For issuers that intend to raise more
than $100,000 by crowdfunding, the
financial statements must be reviewed by
a Certified Public Accountant (CPA). In
some cases, issuers must provide audited
financial statements. This is an added cost
and administrative burden that doesn't
exist in other exempt offerings. Fourth,
issuers must file annual reports at the SEC
for a period of time following the offering.

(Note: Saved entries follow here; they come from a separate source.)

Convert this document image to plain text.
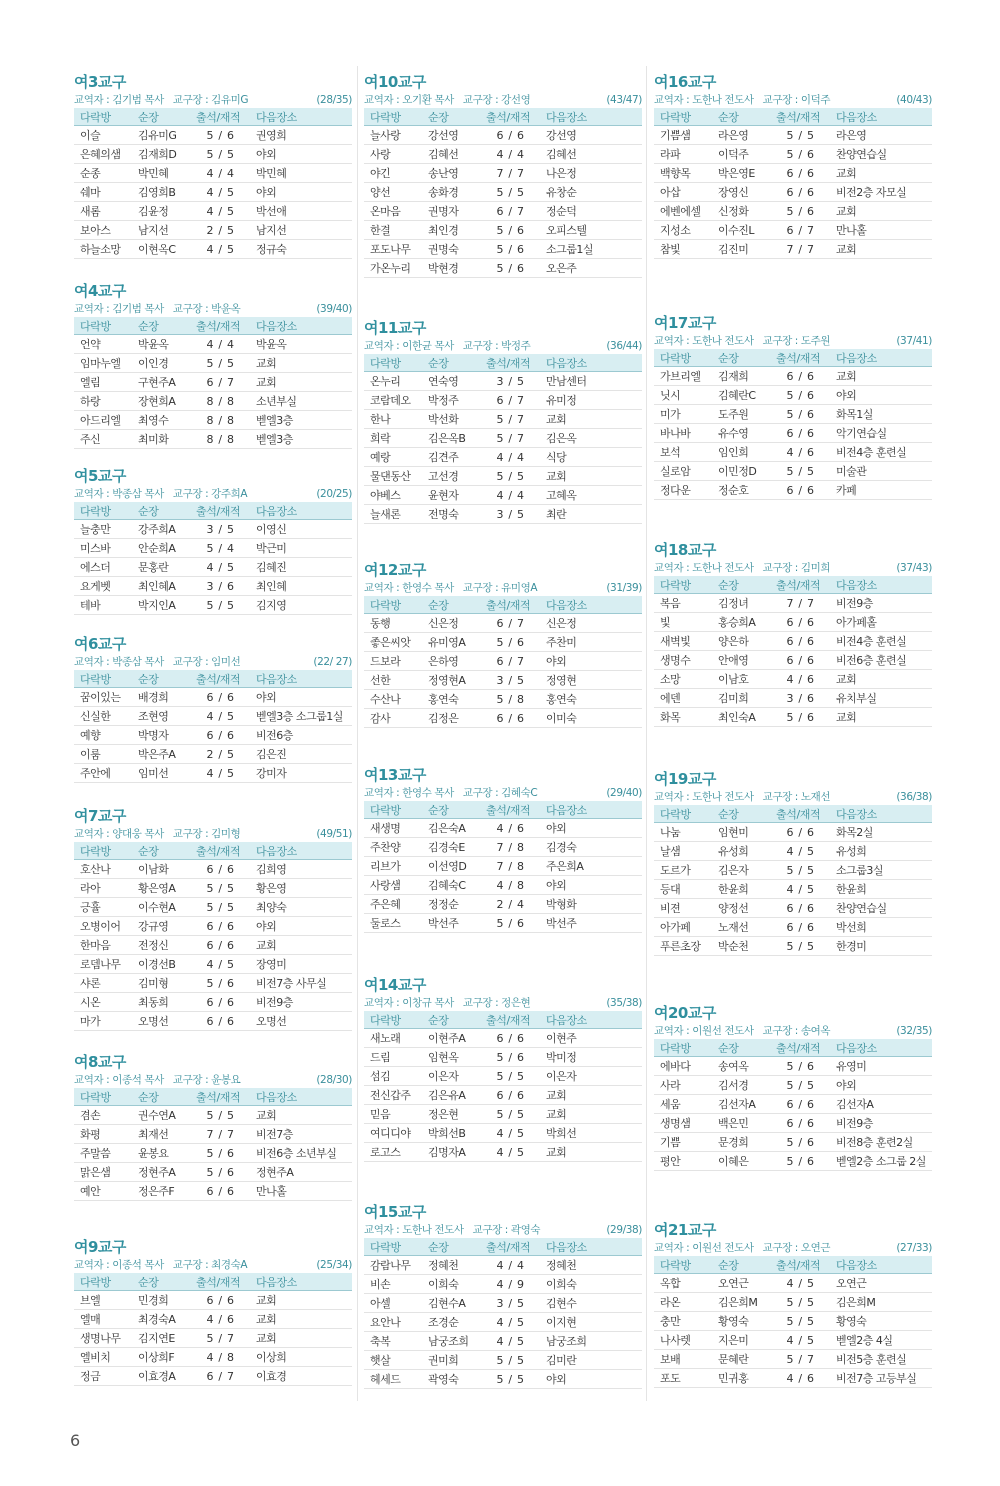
여3교구
교역자 : 김기범 목사 교구장 : 김유미G	(28/35)
다락방	순장	출석/재적	다음장소
이슬	김유미G	5 / 6	권영희
은혜의샘	김재희D	5 / 5	야외
순종	박민혜	4 / 4	박민혜
쉐마	김영희B	4 / 5	야외
새롬	김윤정	4 / 5	박선애
보아스	남지선	2 / 5	남지선
하늘소망	이현옥C	4 / 5	정규숙
여4교구
교역자 : 김기범 목사 교구장 : 박윤옥	(39/40)
다락방	순장	출석/재적	다음장소
언약	박윤옥	4 / 4	박윤옥
임마누엘	이인경	5 / 5	교회
엘림	구현주A	6 / 7	교회
하랑	장현희A	8 / 8	소년부실
아드리엘	최영수	8 / 8	벧엘3층
주신	최미화	8 / 8	벧엘3층
여5교구
교역자 : 박종삼 목사 교구장 : 강주희A	(20/25)
다락방	순장	출석/재적	다음장소
늘충만	강주희A	3 / 5	이영신
미스바	안순희A	5 / 4	박근미
에스더	문홍란	4 / 5	김혜진
요게벳	최인혜A	3 / 6	최인혜
테바	박지인A	5 / 5	김지영
여6교구
교역자 : 박종삼 목사 교구장 : 임미선	(22/ 27)
다락방	순장	출석/재적	다음장소
꿈이있는	배경희	6 / 6	야외
신실한	조현영	4 / 5	벧엘3층 소그룹1실
예향	박명자	6 / 6	비전6층
이룸	박은주A	2 / 5	김은진
주안에	임미선	4 / 5	강미자
여7교구
교역자 : 양대웅 목사 교구장 : 김미형	(49/51)
다락방	순장	출석/재적	다음장소
호산나	이남화	6 / 6	김희영
라아	황은영A	5 / 5	황은영
긍휼	이수현A	5 / 5	최양숙
오병이어	강규영	6 / 6	야외
한마음	전정신	6 / 6	교회
로뎀나무	이경선B	4 / 5	장영미
샤론	김미형	5 / 6	비전7층 사무실
시온	최동희	6 / 6	비전9층
마가	오명선	6 / 6	오명선
여8교구
교역자 : 이종석 목사 교구장 : 윤봉요	(28/30)
다락방	순장	출석/재적	다음장소
겸손	권수연A	5 / 5	교회
화평	최재선	7 / 7	비전7층
주말씀	윤봉요	5 / 6	비전6층 소년부실
맑은샘	정현주A	5 / 6	정현주A
예안	정은주F	6 / 6	만나홀
여9교구
교역자 : 이종석 목사 교구장 : 최경숙A	(25/34)
다락방	순장	출석/재적	다음장소
브엘	민경희	6 / 6	교회
엘매	최경숙A	4 / 6	교회
생명나무	김지연E	5 / 7	교회
엘비치	이상희F	4 / 8	이상희
정금	이효경A	6 / 7	이효경
여10교구
교역자 : 오기환 목사 교구장 : 강선영	(43/47)
다락방	순장	출석/재적	다음장소
늘사랑	강선영	6 / 6	강선영
사랑	김혜선	4 / 4	김혜선
야긴	송난영	7 / 7	나은정
양선	송화경	5 / 5	유창순
온마음	권명자	6 / 7	정순덕
한결	최인경	5 / 6	오피스텔
포도나무	권명숙	5 / 6	소그룹1실
가온누리	박현경	5 / 6	오은주
여11교구
교역자 : 이한균 목사 교구장 : 박정주	(36/44)
다락방	순장	출석/재적	다음장소
온누리	연숙영	3 / 5	만남센터
코람데오	박정주	6 / 7	유미정
한나	박선화	5 / 7	교회
희락	김은옥B	5 / 7	김은옥
예랑	김견주	4 / 4	식당
물댄동산	고선경	5 / 5	교회
야베스	윤현자	4 / 4	고혜옥
늘새론	전명숙	3 / 5	최란
여12교구
교역자 : 한영수 목사 교구장 : 유미영A	(31/39)
다락방	순장	출석/재적	다음장소
동행	신은정	6 / 7	신은정
좋은씨앗	유미영A	5 / 6	주찬미
드보라	은하영	6 / 7	야외
선한	정영현A	3 / 5	정영현
수산나	홍연숙	5 / 8	홍연숙
감사	김정은	6 / 6	이미숙
여13교구
교역자 : 한영수 목사 교구장 : 김혜숙C	(29/40)
다락방	순장	출석/재적	다음장소
새생명	김은숙A	4 / 6	야외
주찬양	김경숙E	7 / 8	김경숙
리브가	이선영D	7 / 8	주은희A
사랑샘	김혜숙C	4 / 8	야외
주은혜	정정순	2 / 4	박형화
둘로스	박선주	5 / 6	박선주
여14교구
교역자 : 이창규 목사 교구장 : 정은현	(35/38)
다락방	순장	출석/재적	다음장소
새노래	이현주A	6 / 6	이현주
드림	임현옥	5 / 6	박미정
섬김	이은자	5 / 5	이은자
전신갑주	김은유A	6 / 6	교회
믿음	정은현	5 / 5	교회
여디디야	박희선B	4 / 5	박희선
로고스	김명자A	4 / 5	교회
여15교구
교역자 : 도한나 전도사 교구장 : 곽영숙	(29/38)
다락방	순장	출석/재적	다음장소
감람나무	정혜천	4 / 4	정혜천
비손	이희숙	4 / 9	이희숙
아셀	김현수A	3 / 5	김현수
요안나	조경순	4 / 5	이지현
축복	남궁조희	4 / 5	남궁조희
햇살	권미희	5 / 5	김미란
헤세드	곽영숙	5 / 5	야외
여16교구
교역자 : 도한나 전도사 교구장 : 이덕주	(40/43)
다락방	순장	출석/재적	다음장소
기쁨샘	라은영	5 / 5	라은영
라파	이덕주	5 / 6	찬양연습실
백향목	박은영E	6 / 6	교회
아삽	장영신	6 / 6	비전2층 자모실
에벤에셀	신정화	5 / 6	교회
지성소	이수진L	6 / 7	만나홀
참빛	김진미	7 / 7	교회
여17교구
교역자 : 도한나 전도사 교구장 : 도주원	(37/41)
다락방	순장	출석/재적	다음장소
가브리엘	김재희	6 / 6	교회
닛시	김혜란C	5 / 6	야외
미가	도주원	5 / 6	화목1실
바나바	유수영	6 / 6	악기연습실
보석	임인희	4 / 6	비전4층 훈련실
실로암	이민정D	5 / 5	미술관
정다운	정순호	6 / 6	카페
여18교구
교역자 : 도한나 전도사 교구장 : 김미희	(37/43)
다락방	순장	출석/재적	다음장소
복음	김정녀	7 / 7	비전9층
빛	홍승희A	6 / 6	아가페홀
새벽빛	양은하	6 / 6	비전4층 훈련실
생명수	안애영	6 / 6	비전6층 훈련실
소망	이남호	4 / 6	교회
에덴	김미희	3 / 6	유치부실
화목	최인숙A	5 / 6	교회
여19교구
교역자 : 도한나 전도사 교구장 : 노재선	(36/38)
다락방	순장	출석/재적	다음장소
나눔	임현미	6 / 6	화목2실
날샘	유성희	4 / 5	유성희
도르가	김은자	5 / 5	소그룹3실
등대	한윤희	4 / 5	한윤희
비젼	양정선	6 / 6	찬양연습실
아가페	노재선	6 / 6	박선희
푸른초장	박순천	5 / 5	한경미
여20교구
교역자 : 이원선 전도사 교구장 : 송여옥	(32/35)
다락방	순장	출석/재적	다음장소
에바다	송여옥	5 / 6	유영미
사라	김서경	5 / 5	야외
세움	김선자A	6 / 6	김선자A
생명샘	백은민	6 / 6	비전9층
기쁨	문경희	5 / 6	비전8층 훈련2실
평안	이혜은	5 / 6	벧엘2층 소그룹 2실
여21교구
교역자 : 이원선 전도사 교구장 : 오연근	(27/33)
다락방	순장	출석/재적	다음장소
옥합	오연근	4 / 5	오연근
라온	김은희M	5 / 5	김은희M
충만	황영숙	5 / 5	황영숙
나사렛	지은미	4 / 5	벧엘2층 4실
보배	문혜란	5 / 7	비전5층 훈련실
포도	민귀홍	4 / 6	비전7층 고등부실
6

Finally, we believe that many companies
will be hesitant to admit a large number
of unsophisticated investors as owners.
Based on these disadvantages, we believe
that Regulation CF will be unattractive to
many companies seeking capital.
What other options are
available?
We continue to believe that most
companies seeking equity capital in
excess of $500,000 will be best served by
utilizing the exemption provided by Rule
506 of Regulation D. Under this rule,
companies can raise an unlimited amount
of funds from an unlimited number of
accredited investors.
In 2013, Rule 506 was amended to
provide two different options for issuers.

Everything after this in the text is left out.